Es gibt sicher Bauern, die den Kopf schütteln, wenn sie meine Tiere sehen. Aber wir sind ja keine Konkurrenten, wen kümmerts also? Dann bin ich eben ein Exot. Einer, der seinen Job auch nach einem Vierteljahrhundert noch macht – und wahrscheinlich auch in 15 Jahren noch erfolgreich machen wird.
Was ist Ihr Erfolgsrezept?
Freude am Job ist wichtig. Ausserdem braucht ein guter Bauer Durchhaltewillen und Geschäftssinn. Höhen und Tiefen gibt es wie in jedem anderen Beruf auch, da darf man nicht sofort das Handtuch werfen. Wer beispielsweise Rentiere halten möchte, muss einen Hirschkurs und ein Praktikum mit 300 Hegestunden bei einem anderen Halter machen. Das ist mit viel Aufwand verbunden.
Man braucht einen Kurs, um Rentiere zu halten?
Das ist der grosse Unterschied zu den Lamas: Die kann jeder halten, der Kurs dauert nur einen Tag. Für die Rentiere braucht man aber eine Wildtierhalter-Bewilligung, eben 300 Hegestunden sowie einen Kurs, der aus sechs Modulen besteht, die über ein Jahr verteilt sind. So viel Aufwand schreckt 90 Prozent der Bauern bereits von vornherein ab.
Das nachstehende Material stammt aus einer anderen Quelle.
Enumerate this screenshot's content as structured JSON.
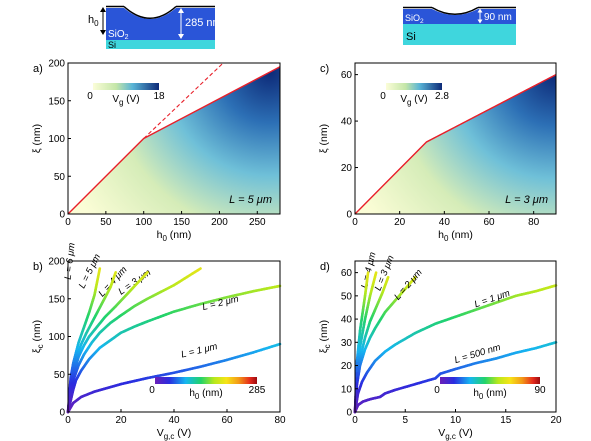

«Unsere Rentiere haben auch schon Werbespots gedreht, für Melectronics oder Swisscom etwa.»
Arnold Luginbühl
Obwohl sich mit den Rentieren ja auch Geld verdienen lässt.
In der Weihnachtszeit sieht sich jeder amerikanische Filme an, in denen Rentiere den Weihnachtsmann begleiten. In der Schweiz sieht man so etwas aber nur selten. Was mache ich also?
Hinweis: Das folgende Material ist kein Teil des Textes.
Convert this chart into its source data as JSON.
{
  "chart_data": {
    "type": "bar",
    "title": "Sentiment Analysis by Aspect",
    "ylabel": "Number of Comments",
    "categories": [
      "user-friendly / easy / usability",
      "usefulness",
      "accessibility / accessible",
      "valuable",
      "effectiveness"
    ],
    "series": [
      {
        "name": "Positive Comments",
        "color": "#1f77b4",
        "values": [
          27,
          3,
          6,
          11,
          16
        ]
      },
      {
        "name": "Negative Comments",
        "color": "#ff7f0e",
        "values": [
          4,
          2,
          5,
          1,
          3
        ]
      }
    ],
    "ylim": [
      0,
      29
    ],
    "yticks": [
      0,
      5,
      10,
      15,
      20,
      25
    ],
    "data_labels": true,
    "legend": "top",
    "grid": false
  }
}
Ein rotes Kostüm und den Bart anziehen.
Ganz genau. Ein Rentier kann mit einem Samichlaus
als Begleitperson gebucht werden, zum Beispiel für Weihnachtsmärkte. Unsere Rentiere haben auch schon Werbespots gedreht, für Melectronics oder Swisscom etwa. Und mit Models posieren sie regelmässig vor einem Bergpanorama. Das läuft tipptopp, im November und im Dezember sind wir praktisch ausgebucht.
Zum Samichlaus gehört doch aber ein Esel?
Nicht unbedingt. In anderen Ländern begleitet das Rentier den Samichlaus. Auch in Europa sieht man zunehmend Rentiere als Deko in der Weihnachtszeit. Bei unseren Auftritten an Weihnachtsmärkten sind die Tiere ein Publikumsmagnet, auch Wanderungen sind sehr beliebt.
Machen die Rentiere da gern mit?
Jedes Rentier hat seinen eigenen Charakter. Es ist wichtig, ruhig mit ihnen umzugehen – es sind ja immer noch Wildtiere. Snow, unser Liebling, ist besonders gut für Werbeeinsätze geeignet. Er wurde schon auf dem Hof geboren und hat sich an Menschen gewöhnt. Besonders gern mag er meine Tochter Carmen. Sie kann mit ihm spazieren gehen, da läuft er ihr nach wie ein Hund.
Was machen die Tiere, wenn das Weihnachtsgeschäft vorbei ist?
Von Februar bis August haben sie Betriebsferien. Auch weil Rentiere im Frühling ihr imposantes Geweih abwerfen. Das wird erst im September wieder voll – passend zur Wintersaison.
Arnold Luginbühl führt seinen Hof in Aeschi BE mit Hilfe seiner Frau Ulrike und seines Bruders Toni. Seit 25 Jahren züchtet der Bauer Lamas und Alpakas – mittlerweile leben über 300 Tiere in der Herde. 2009 erfüllte er sich einen weiteren Traum und kaufte Rentiere.